Analysis of air-sensitive materials is complicated by having to transfer the sample to another instrument, and this proposal would integrate a vacuum cryo transfer module (VCTM) into the facility, as well as adding a cryogenic stage to the PFIB with the ability to load samples from the VCTM. This would allow samples to be transferred between the FIBs and the APT instruments at Oxford under vacuum and/or cryogenic conditions, unlocking a huge new array of cutting-edge experiments on biological specimens for the Wolfson Bioimaging Facility, as well as key materials challenges relevant to the nuclear community, such as corrosion of actinides and cladding, tritium storage and hydrogen embrittlement.

The project will also fund half of a Research Technical Professional (RTP), Dr Christopher Jones, for 3 years (50% contribution from EPSRC) to run and maintain the PFIB instrument. FIB instruments are complex and having a dedicated RTP with extensive FIB experience will enhance the effectiveness of the instrument and accelerate training and seedcorn projects with new PIs.

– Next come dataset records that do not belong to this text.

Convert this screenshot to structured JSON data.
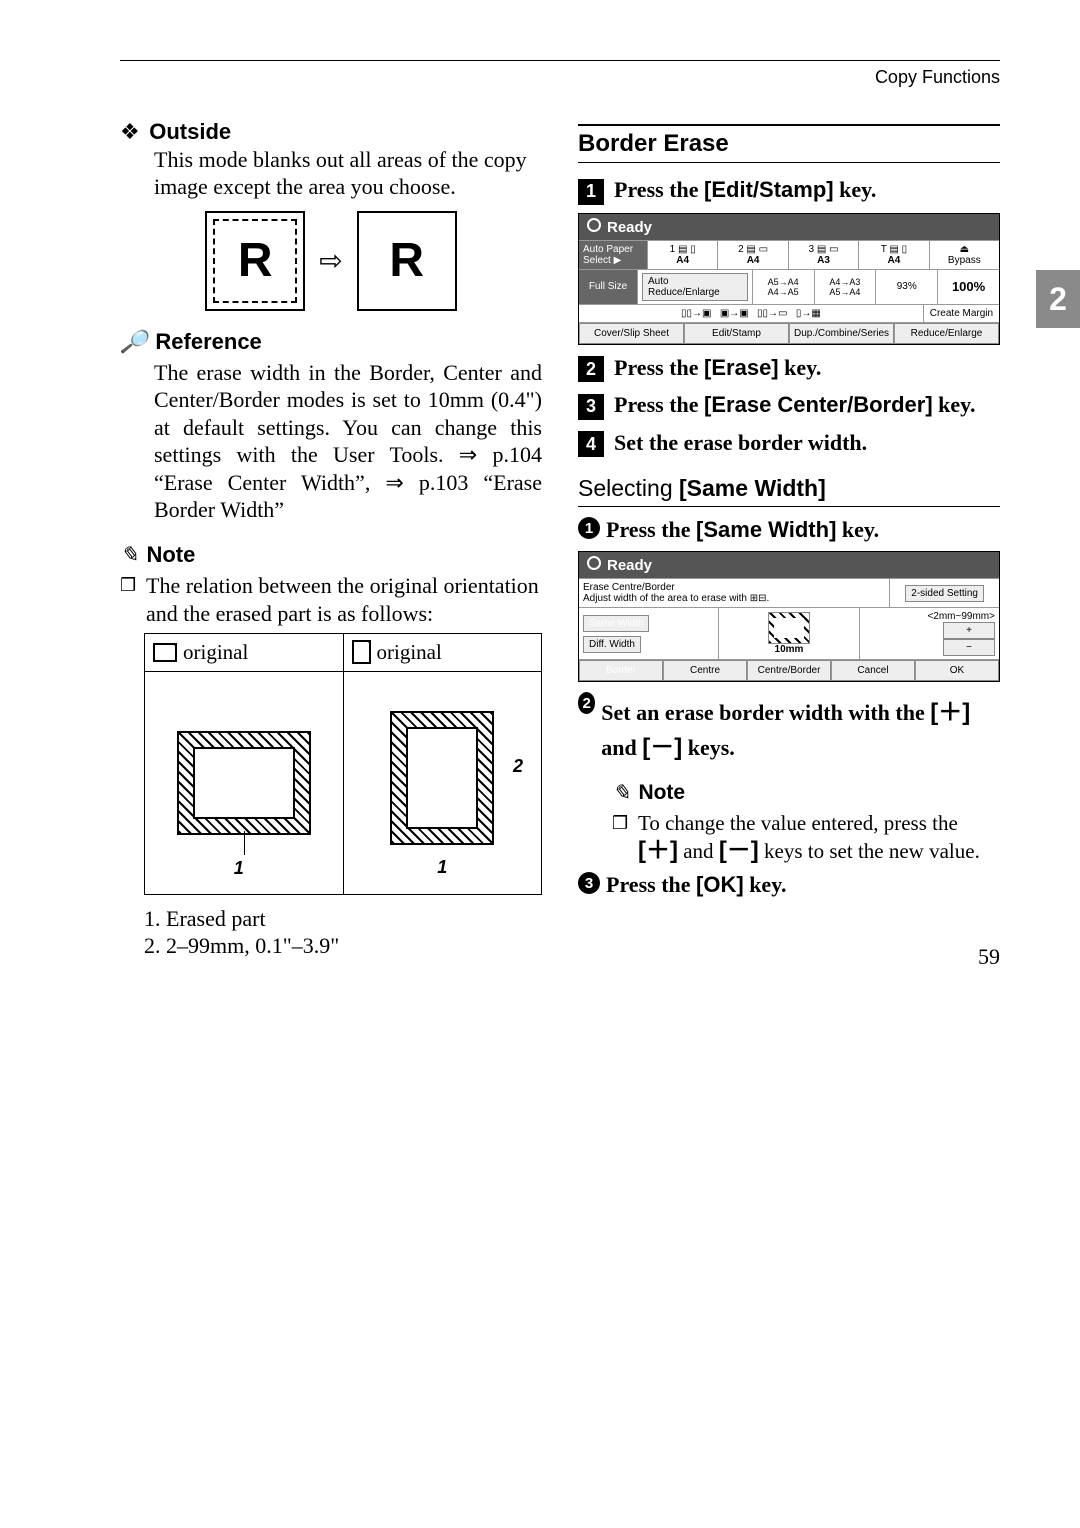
{
  "header": {
    "section": "Copy Functions"
  },
  "tab": "2",
  "page_number": "59",
  "left": {
    "outside": {
      "title": "Outside",
      "desc": "This mode blanks out all areas of the copy image except the area you choose.",
      "r": "R"
    },
    "reference": {
      "title": "Reference",
      "body": "The erase width in the Border, Center and Center/Border modes is set to 10mm (0.4\") at default settings. You can change this settings with the User Tools. ⇒ p.104 “Erase Center Width”, ⇒ p.103 “Erase Border Width”"
    },
    "note": {
      "title": "Note",
      "item": "The relation between the original orientation and the erased part is as follows:",
      "col1": "original",
      "col2": "original",
      "one": "1",
      "two": "2",
      "erased_label": "1. Erased part",
      "range_label": "2. 2–99mm, 0.1\"–3.9\""
    }
  },
  "right": {
    "section_title": "Border Erase",
    "steps": {
      "s1": "Press the ",
      "s1_key": "[Edit/Stamp]",
      "s1_tail": " key.",
      "s2": "Press the ",
      "s2_key": "[Erase]",
      "s2_tail": " key.",
      "s3": "Press the ",
      "s3_key": "[Erase Center/Border]",
      "s3_tail": " key.",
      "s4": "Set the erase border width."
    },
    "lcd1": {
      "ready": "Ready",
      "auto_paper": "Auto Paper Select ▶",
      "p1": "A4",
      "p2": "A4",
      "p3": "A3",
      "p4": "A4",
      "bypass": "Bypass",
      "full_size": "Full Size",
      "are": "Auto Reduce/Enlarge",
      "r1": "A5→A4\nA4→A5",
      "r2": "A4→A3\nA5→A4",
      "ratio": "93%",
      "hundred": "100%",
      "create": "Create Margin",
      "b1": "Cover/Slip Sheet",
      "b2": "Edit/Stamp",
      "b3": "Dup./Combine/Series",
      "b4": "Reduce/Enlarge"
    },
    "sub_heading_prefix": "Selecting ",
    "sub_heading_key": "[Same Width]",
    "c1": "Press the ",
    "c1_key": "[Same Width]",
    "c1_tail": " key.",
    "lcd2": {
      "ready": "Ready",
      "title": "Erase Centre/Border",
      "sub": "Adjust width of the area to erase with ",
      "range": "<2mm~99mm>",
      "same_width": "Same Width",
      "diff_width": "Diff. Width",
      "val": "10mm",
      "b1": "Border",
      "b2": "Centre",
      "b3": "Centre/Border",
      "b4": "Cancel",
      "b5": "OK",
      "two_sided": "2-sided Setting",
      "plus": "+",
      "minus": "−"
    },
    "c2_a": "Set an erase border width with the ",
    "c2_b": " and ",
    "c2_c": " keys.",
    "plus_key": "[＋]",
    "minus_key": "[－]",
    "note_title": "Note",
    "note_body_a": "To change the value entered, press the ",
    "note_body_b": " and ",
    "note_body_c": " keys to set the new value.",
    "c3": "Press the ",
    "c3_key": "[OK]",
    "c3_tail": " key."
  }
}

UoB leads the NNUF National Ion Beam Facility for Active Materials, which includes a PFIB within the hot cells at UKAEA MRF, dedicated to high-radioactivity specimens that require robotic loading and remote operation. This proposal will match the MRF capability with a PFIB at UoB that will join the NNUF facility. This is an important step to maximise the use of FIB in nuclear research, because this new capability at Bristol will bolster the NNUF ion beam facility and cater for specimens and training that does not require the hot cell and robotic handling capability at MRF. This facility will enhance the UK capability to characterise active materials using FIB and significantly boost the national capability for specimen preparation of active materials for advanced characterisation techniques, such as transmission electron microscopy (TEM), micromechanical testing and atom probe tomography (APT). The NNUF Active FIB Facility will work in partnership with the NNUF Active Atom Probe Facility at the University of Oxford to ensure that sufficient capacity for APT specimen preparation on active materials is in place to support this powerful and important technique.